IA was also associated with substance abuse, such as alcohol or drugs and history of depression. The association between IA and psychiatric symptoms is well documented, but the causality is not well understood, as only cross-sectional studies exist [
41]. An underlying psychopathology (history of addiction) may precipitate internet addiction or IA may lead to the onset of consequent behavioral abnormalities and mood disorders, or they may enhance each other [
42]. IA also increased the possibility of substance intake (possible abuse) or psychiatric disorders in a multivariate analysis.
IA was also associated with musculoskeletal pain. Few studies have showed the association between pain and internet addiction [
43,
44]. Both sedentary lifestyles and postural habits/long-lasting fixed positions can play a role [
43,
44]. In a multivariate analysis, significant association between IA and musculoskeletal pain were found, underlying the importance of IA in the development of chronic musculoskeletal pain, which is the leading cause of disability [
45].
In general, our study is one of the most comprehensive reports from Hungary, showing the prevalence and risk factors of internet use among adolescents. A significant proportion of our students suffered from IA, which was associated with substance intake (possible abuse) and musculoskeletal pain in the multivariate analysis. Our study also draws attention to the preventable risk factors of IA, such as working hours or night-time internet use, number of hours spent online and family circumstances.

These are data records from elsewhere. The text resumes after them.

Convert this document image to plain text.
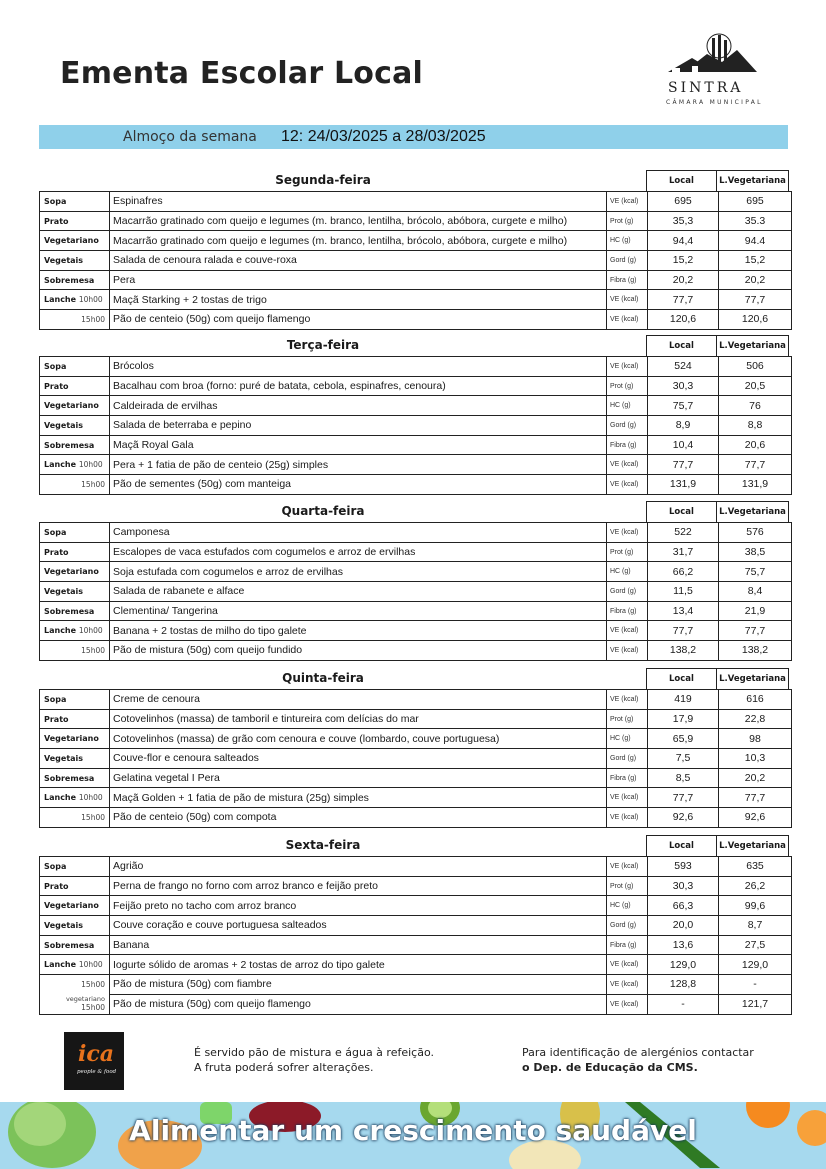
Ementa Escolar Local	SINTRA
CÂMARA MUNICIPAL
Almoço da semana 12: 24/03/2025 a 28/03/2025
Segunda-feira	Local	L.Vegetariana
Sopa	Espinafres	VE (kcal)	695	695
Prato	Macarrão gratinado com queijo e legumes (m. branco, lentilha, brócolo, abóbora, curgete e milho)	Prot (g)	35,3	35.3
Vegetariano	Macarrão gratinado com queijo e legumes (m. branco, lentilha, brócolo, abóbora, curgete e milho)	HC (g)	94,4	94.4
Vegetais	Salada de cenoura ralada e couve-roxa	Gord (g)	15,2	15,2
Sobremesa	Pera	Fibra (g)	20,2	20,2
Lanche 10h00	Maçã Starking + 2 tostas de trigo	VE (kcal)	77,7	77,7
15h00	Pão de centeio (50g) com queijo flamengo	VE (kcal)	120,6	120,6
Terça-feira	Local	L.Vegetariana
Sopa	Brócolos	VE (kcal)	524	506
Prato	Bacalhau com broa (forno: puré de batata, cebola, espinafres, cenoura)	Prot (g)	30,3	20,5
Vegetariano	Caldeirada de ervilhas	HC (g)	75,7	76
Vegetais	Salada de beterraba e pepino	Gord (g)	8,9	8,8
Sobremesa	Maçã Royal Gala	Fibra (g)	10,4	20,6
Lanche 10h00	Pera + 1 fatia de pão de centeio (25g) simples	VE (kcal)	77,7	77,7
15h00	Pão de sementes (50g) com manteiga	VE (kcal)	131,9	131,9
Quarta-feira	Local	L.Vegetariana
Sopa	Camponesa	VE (kcal)	522	576
Prato	Escalopes de vaca estufados com cogumelos e arroz de ervilhas	Prot (g)	31,7	38,5
Vegetariano	Soja estufada com cogumelos e arroz de ervilhas	HC (g)	66,2	75,7
Vegetais	Salada de rabanete e alface	Gord (g)	11,5	8,4
Sobremesa	Clementina/ Tangerina	Fibra (g)	13,4	21,9
Lanche 10h00	Banana + 2 tostas de milho do tipo galete	VE (kcal)	77,7	77,7
15h00	Pão de mistura (50g) com queijo fundido	VE (kcal)	138,2	138,2
Quinta-feira	Local	L.Vegetariana
Sopa	Creme de cenoura	VE (kcal)	419	616
Prato	Cotovelinhos (massa) de tamboril e tintureira com delícias do mar	Prot (g)	17,9	22,8
Vegetariano	Cotovelinhos (massa) de grão com cenoura e couve (lombardo, couve portuguesa)	HC (g)	65,9	98
Vegetais	Couve-flor e cenoura salteados	Gord (g)	7,5	10,3
Sobremesa	Gelatina vegetal I Pera	Fibra (g)	8,5	20,2
Lanche 10h00	Maçã Golden + 1 fatia de pão de mistura (25g) simples	VE (kcal)	77,7	77,7
15h00	Pão de centeio (50g) com compota	VE (kcal)	92,6	92,6
Sexta-feira	Local	L.Vegetariana
Sopa	Agrião	VE (kcal)	593	635
Prato	Perna de frango no forno com arroz branco e feijão preto	Prot (g)	30,3	26,2
Vegetariano	Feijão preto no tacho com arroz branco	HC (g)	66,3	99,6
Vegetais	Couve coração e couve portuguesa salteados	Gord (g)	20,0	8,7
Sobremesa	Banana	Fibra (g)	13,6	27,5
Lanche 10h00	Iogurte sólido de aromas + 2 tostas de arroz do tipo galete	VE (kcal)	129,0	129,0
15h00	Pão de mistura (50g) com fiambre	VE (kcal)	128,8	-

vegetariano
15h00	Pão de mistura (50g) com queijo flamengo	VE (kcal)	-	121,7
ica
people & food
É servido pão de mistura e água à refeição.
A fruta poderá sofrer alterações.
Para identificação de alergénios contactar
o Dep. de Educação da CMS.
Alimentar um crescimento saudável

Finally, our article has some limitations. Due to the lack of a standardized methodology and the absence of randomized studies, these issues were under considerable research and have generated controversy and debate among expert researchers, healthcare and non-healthcare professionals.
Although it was a prospective study in nature including more than 2500 students, it was not representative of internet addiction neither in the general nor in the adolescent population. As it was a questionnaire-based survey, physical examination was not carried out and we had no detailed information about the medical history of the study population, such as the type and duration of musculoskeletal pain, etc. The abovementioned limitations may influence our findings. Finally, follow-up was not carried out.